I’m not sure you understand what the Anaconda Plan was. It was not a completely passive blockade. Instead it involved a coastal blockade and then a military push to capture the length of the Mississippi and sunder the Confederacy in two. In this vein, from the earliest point of the war naval efforts to maintain that coastal blockade, the early capture of New Orleans, the latter Vicksburg campaign are all pretty much informed by the Anaconda Plan.
It’s a pretty common historical analysis that the North in fact did use the Anaconda plan as a base line for its activities, and that while it modified it to bring about a more rapid end, much of their maneuvering focused on Scott’s plan. Early and continuous attempts to capture Richmond were essentially Lincoln and his generals going for “KO” punches in hopes it could have won the war early, and so in a sense the Peninsular Campaign can be seen as a deviation.

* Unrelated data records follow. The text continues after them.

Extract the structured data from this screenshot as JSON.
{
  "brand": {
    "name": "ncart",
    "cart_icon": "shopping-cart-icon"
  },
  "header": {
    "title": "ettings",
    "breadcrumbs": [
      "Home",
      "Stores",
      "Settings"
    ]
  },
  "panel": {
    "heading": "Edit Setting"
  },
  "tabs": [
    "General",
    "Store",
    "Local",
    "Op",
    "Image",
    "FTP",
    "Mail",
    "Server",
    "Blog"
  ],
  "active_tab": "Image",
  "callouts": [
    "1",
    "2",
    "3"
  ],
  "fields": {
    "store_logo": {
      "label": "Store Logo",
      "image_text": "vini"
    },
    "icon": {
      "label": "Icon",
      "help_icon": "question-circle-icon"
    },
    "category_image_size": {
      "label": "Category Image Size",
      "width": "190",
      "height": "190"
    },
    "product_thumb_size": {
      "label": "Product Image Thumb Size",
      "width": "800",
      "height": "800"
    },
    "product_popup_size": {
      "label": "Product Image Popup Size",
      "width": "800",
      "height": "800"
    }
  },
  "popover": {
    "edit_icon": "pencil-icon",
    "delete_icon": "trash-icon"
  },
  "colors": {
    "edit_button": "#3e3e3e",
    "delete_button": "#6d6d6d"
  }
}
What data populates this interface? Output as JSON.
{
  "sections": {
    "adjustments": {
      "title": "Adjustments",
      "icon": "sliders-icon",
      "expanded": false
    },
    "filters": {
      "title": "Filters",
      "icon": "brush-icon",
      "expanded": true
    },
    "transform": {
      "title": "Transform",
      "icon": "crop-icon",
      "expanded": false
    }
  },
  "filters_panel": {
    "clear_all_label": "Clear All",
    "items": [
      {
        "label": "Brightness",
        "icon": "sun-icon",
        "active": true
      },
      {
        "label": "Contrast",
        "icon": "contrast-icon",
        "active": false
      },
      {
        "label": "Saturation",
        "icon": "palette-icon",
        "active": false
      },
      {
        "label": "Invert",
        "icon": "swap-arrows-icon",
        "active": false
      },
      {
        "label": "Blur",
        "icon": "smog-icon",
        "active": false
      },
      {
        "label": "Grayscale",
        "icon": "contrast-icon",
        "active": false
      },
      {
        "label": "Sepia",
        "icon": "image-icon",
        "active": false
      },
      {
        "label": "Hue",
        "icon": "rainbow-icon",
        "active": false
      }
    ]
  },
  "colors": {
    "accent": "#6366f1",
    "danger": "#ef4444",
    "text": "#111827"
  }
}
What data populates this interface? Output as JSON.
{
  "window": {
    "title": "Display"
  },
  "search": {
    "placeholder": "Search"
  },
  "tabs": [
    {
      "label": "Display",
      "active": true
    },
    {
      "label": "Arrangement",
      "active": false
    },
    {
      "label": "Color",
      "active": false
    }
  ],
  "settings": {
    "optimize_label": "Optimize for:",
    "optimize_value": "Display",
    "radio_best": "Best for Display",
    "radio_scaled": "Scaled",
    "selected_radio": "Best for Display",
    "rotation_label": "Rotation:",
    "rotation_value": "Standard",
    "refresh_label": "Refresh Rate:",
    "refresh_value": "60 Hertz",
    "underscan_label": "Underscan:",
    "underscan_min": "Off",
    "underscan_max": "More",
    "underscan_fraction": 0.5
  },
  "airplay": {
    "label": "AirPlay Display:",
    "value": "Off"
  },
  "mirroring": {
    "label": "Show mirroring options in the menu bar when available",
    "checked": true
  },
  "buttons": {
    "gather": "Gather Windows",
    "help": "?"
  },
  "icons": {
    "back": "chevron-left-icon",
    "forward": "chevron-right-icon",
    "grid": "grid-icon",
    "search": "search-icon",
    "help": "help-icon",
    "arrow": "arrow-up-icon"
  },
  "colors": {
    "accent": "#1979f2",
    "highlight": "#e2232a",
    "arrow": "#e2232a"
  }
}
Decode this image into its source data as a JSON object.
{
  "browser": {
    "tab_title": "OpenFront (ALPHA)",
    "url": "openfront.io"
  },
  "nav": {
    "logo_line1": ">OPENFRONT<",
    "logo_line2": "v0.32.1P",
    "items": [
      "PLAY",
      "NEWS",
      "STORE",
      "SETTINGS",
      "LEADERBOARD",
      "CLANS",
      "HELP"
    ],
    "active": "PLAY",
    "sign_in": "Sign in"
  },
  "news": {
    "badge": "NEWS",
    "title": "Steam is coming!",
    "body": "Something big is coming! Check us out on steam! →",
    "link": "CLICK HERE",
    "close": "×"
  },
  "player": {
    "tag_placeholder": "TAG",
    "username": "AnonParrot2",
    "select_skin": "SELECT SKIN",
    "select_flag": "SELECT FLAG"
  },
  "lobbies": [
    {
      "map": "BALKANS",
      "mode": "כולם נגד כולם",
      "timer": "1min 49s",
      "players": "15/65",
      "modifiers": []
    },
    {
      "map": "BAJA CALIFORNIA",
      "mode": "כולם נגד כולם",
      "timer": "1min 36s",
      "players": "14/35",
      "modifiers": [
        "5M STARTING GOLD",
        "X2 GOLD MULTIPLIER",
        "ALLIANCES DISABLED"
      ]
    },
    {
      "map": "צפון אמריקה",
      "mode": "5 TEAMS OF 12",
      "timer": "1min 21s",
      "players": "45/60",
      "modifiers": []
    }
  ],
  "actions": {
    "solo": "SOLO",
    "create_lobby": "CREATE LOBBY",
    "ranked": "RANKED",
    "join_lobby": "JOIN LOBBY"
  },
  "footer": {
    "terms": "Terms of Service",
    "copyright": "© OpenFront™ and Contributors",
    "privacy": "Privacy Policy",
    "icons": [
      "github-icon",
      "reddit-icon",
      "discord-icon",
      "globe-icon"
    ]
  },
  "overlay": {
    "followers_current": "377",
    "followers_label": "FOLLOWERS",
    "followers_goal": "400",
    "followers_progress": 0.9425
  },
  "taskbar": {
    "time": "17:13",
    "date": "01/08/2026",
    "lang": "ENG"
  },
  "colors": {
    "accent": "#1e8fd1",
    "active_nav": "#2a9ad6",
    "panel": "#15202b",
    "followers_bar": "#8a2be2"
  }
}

But Grant’s most important campaign was Vicksburg, and that was right out of Scott’s play book. Many today even argue that the campaigns in the West were possibly more important than anything happening in the East and they certainly made the fall of the East a foregone conclusion–splitting the Confederacy in two guaranteed it would never survive, whereas an early capture of Richmond in itself would have probably done nothing especially if the ANVA wasn’t destroyed in the process.
FWIW if the North had actually adhered more closely to Scott’s plan I suspect the war would have ended much sooner. The biggest problem with the plan was it focused on splitting the rebellion in two as a first move, and Northern critics wanted the rebellion crushed immediately. Their belief was a speedy drubbing of the armies defending Richmond and its fall would end the war. To some degree that is why Lee has become a legend, as his expertise was maximally effective in routing invading armies while operating in Virginia. It minimized the effects of the horrid Confederate logistics and subjected the Union forces to essentially the best Confederate forces.
If Virginia had essentially been ignored and more forces had focused on capturing the length of the Mississippi that would potentially have been effected in the first year of the war. At that point the only realistic hope that the rebellion could have succeeded would have been with an offensive, which Lee would have lead and it would have ended much as the Gettysburg campaign did, except it could have come 12-24 months earlier and spared many lives.
An approach that just ignored Lee’s forces or maintained defensive positions against them around Washington and Maryland would have also deprived the Confederacy of its most important PR victories that kept the South committed to the war effort.
Re England and Washington, a better example would be Cromwell, cut the head off the king, ended up ruling as a dictator. When the monarchy was restored, body dug up and dismembered as a traitor, the full head on spike treatment.Today?
If Lee’s picture stays up, they really need to add General Giap to the wall as well. He fought the US as well, and he won, which is something Lee never managed to do.